A little while ago, I wrote about how the Second Punic War lasted so long that many of the men in Hannibal’s army would have had more to fear from old age than their opponents, the Romans. This week, I’m going to look at the war’s demographics from the Roman perspective. On the bright side, old age was probably a minor concern for Roman men during the war. Unfortunately, this was because a very great number of them died in decidedly less natural ways.
During the first few years of the Second Punic War, the Roman Republic suffered losses on a scale proportional to those of the Soviet Union during World War II. As many as a third of all males eligible for military service died during the first three years of the war. How did the Roman Republic not only survive such losses and win the war, but emerge strong enough to rapidly overrun the rest of the Mediterranean in the years following the conflict?
The Roman Military System Before the Second Punic War
During the mid-Republic, the Roman army consisted of two types of soldiers. The first were Roman citizens, drawn from the regions around the city of Rome. The second consisted of Roman allies, from cities in the rest of Italy. In the century before the Second Punic War, Rome had subjected these cities and forced them to provide men for its armies. Typically, Roman citizens made up half of each Roman army, and the other half came from Roman allies.

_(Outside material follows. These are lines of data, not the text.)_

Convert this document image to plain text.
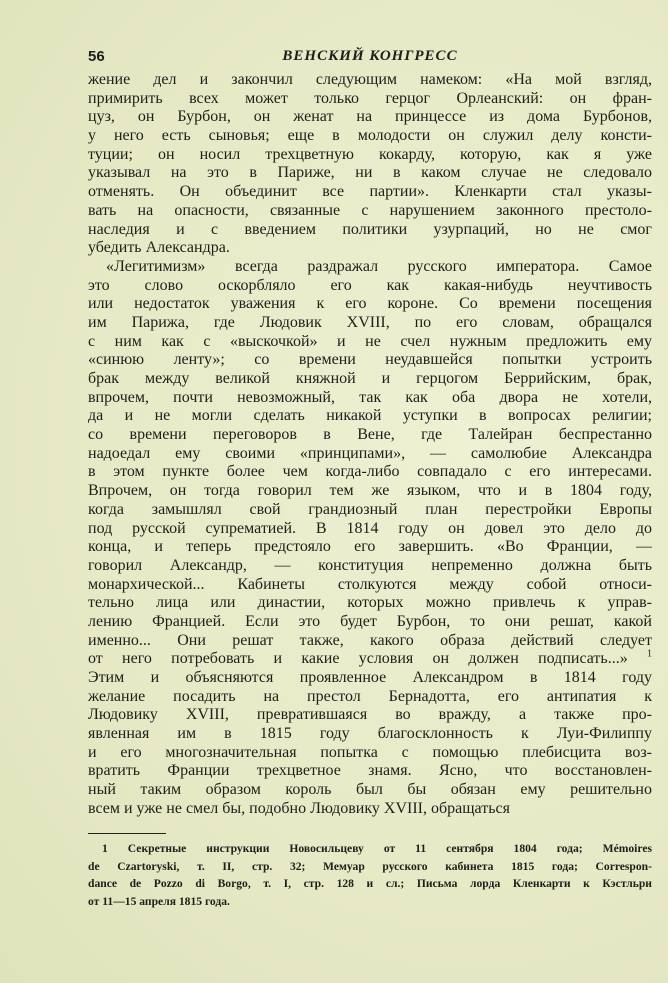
56	ВЕНСКИЙ КОНГРЕСС
жение дел и закончил следующим намеком: «На мой взгляд,
примирить всех может только герцог Орлеанский: он фран-
цуз, он Бурбон, он женат на принцессе из дома Бурбонов,
у него есть сыновья; еще в молодости он служил делу консти-
туции; он носил трехцветную кокарду, которую, как я уже
указывал на это в Париже, ни в каком случае не следовало
отменять. Он объединит все партии». Кленкарти стал указы-
вать на опасности, связанные с нарушением законного престоло-
наследия и с введением политики узурпаций, но не смог
убедить Александра.
«Легитимизм» всегда раздражал русского императора. Самое
это слово оскорбляло его как какая-нибудь неучтивость
или недостаток уважения к его короне. Со времени посещения
им Парижа, где Людовик XVIII, по его словам, обращался
с ним как с «выскочкой» и не счел нужным предложить ему
«синюю ленту»; со времени неудавшейся попытки устроить
брак между великой княжной и герцогом Беррийским, брак,
впрочем, почти невозможный, так как оба двора не хотели,
да и не могли сделать никакой уступки в вопросах религии;
со времени переговоров в Вене, где Талейран беспрестанно
надоедал ему своими «принципами», — самолюбие Александра
в этом пункте более чем когда-либо совпадало с его интересами.
Впрочем, он тогда говорил тем же языком, что и в 1804 году,
когда замышлял свой грандиозный план перестройки Европы
под русской супрематией. В 1814 году он довел это дело до
конца, и теперь предстояло его завершить. «Во Франции, —
говорил Александр, — конституция непременно должна быть
монархической... Кабинеты столкуются между собой относи-
тельно лица или династии, которых можно привлечь к управ-
лению Францией. Если это будет Бурбон, то они решат, какой
именно... Они решат также, какого образа действий следует
от него потребовать и какие условия он должен подписать...» $^1$
Этим и объясняются проявленное Александром в 1814 году
желание посадить на престол Бернадотта, его антипатия к
Людовику XVIII, превратившаяся во вражду, а также про-
явленная им в 1815 году благосклонность к Луи-Филиппу
и его многозначительная попытка с помощью плебисцита воз-
вратить Франции трехцветное знамя. Ясно, что восстановлен-
ный таким образом король был бы обязан ему решительно
всем и уже не смел бы, подобно Людовику XVIII, обращаться
1 Секретные инструкции Новосильцеву от 11 сентября 1804 года; Mémoires
de Czartoryski, т. II, стр. 32; Мемуар русского кабинета 1815 года; Correspon-
dance de Pozzo di Borgo, т. I, стр. 128 и сл.; Письма лорда Кленкарти к Кэстльри
от 11—15 апреля 1815 года.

To qualify to service in the Roman legions, a Roman citizen had to be male (a requirement for citizenship) and own at least 400 denarii worth of property (for reference, a legionary in this period made about 120 denarii per year). Men of this social class between the ages of 16 and 46 were called iuniores. Once called up, the iuniores might serve for up to sixteen campaigns, which could equate to many years away from home.
The census of 224 BCE, taken shortly before the Second Punic War, reported 273,000 Roman citizens. (This would have translated to close to a million Roman men, women, and children). Polybius, our main source for the period, estimates that at the same time, about 231,000 were sufficiently young and propertied to be iuniores. However, the census, being highly concerned with military manpower, typically undercounted the number of poor Romans not eligible for military service. These men, with wealth less than 400 denarii, were known as the proletarii, and numbered in the tens of thousands. Historian and demographer P.A. Brunt estimates that the real total of citizens would have been a bit over 300,000, and more recent historians like Walter Scheidel have argued that the number was greater still. Yet for military purposes, the Roman state likely viewed the exact number of proletarii as fairly unimportant, since they could not serve in the legions.
The Early Years of the Second Punic War (218-209 BCE)
So how did these 231,000 iuniores fare during the first years of the Second Punic War? Not very well. The invasion of the Carthaginian general Hannibal resulted in many catastrophic Roman defeats and horrifying casualties. Below is a partial list of major engagements of the war, as well as the Roman dead.
- 218 BCE
- Battle of the Ticinus – 2,000
- Battle of the Trebia – 20,000
- 217 BCE
- Battle of Geronium – 8,000
- Battle of Lake Trasimene – 20,000
- 216 BCE
- Battle of Cannae – 48,000 (plus 10,000 iuniores executed after the battle)
- Battle of Silvia Litana – 15,000
- 212 BCE
- Battle of Capua – 1,500
- Battle of Silarus – 15,000
- Battle of Herdonia – 16,000
- 211 BCE
- Battle of the Upper Baetis – 10,000
- 210 BCE
- Second Battle of Herdonia – 10,000
- Total: 165,500 battle deaths
Assume that half of the battle deaths were iuniores (since they made up half of Roman armies) and we have an estimate of 92,750 iuniores battle deaths during the first nine years of the Second Punic War. Rome began the war with about 231,000 iuniores, and during the first nine years, about another 70,000 would have aged into military service. Of these 301,000 men, nearly a third died in battle against the Carthaginians.
Please note that this is certainly a huge undercount, since the above list excludes both skirmishes and all battles for which the sources give no numbers of Roman dead. Furthermore, Roman women and children would also have died in the war, as Hannibal’s Carthaginian army ravaged the Italian countryside. The Roman census (admittedly an imprecise measure) reflects the immense carnage of the war. In 208, the census reported 137,108 Roman citizens, down from 273,000 in 224.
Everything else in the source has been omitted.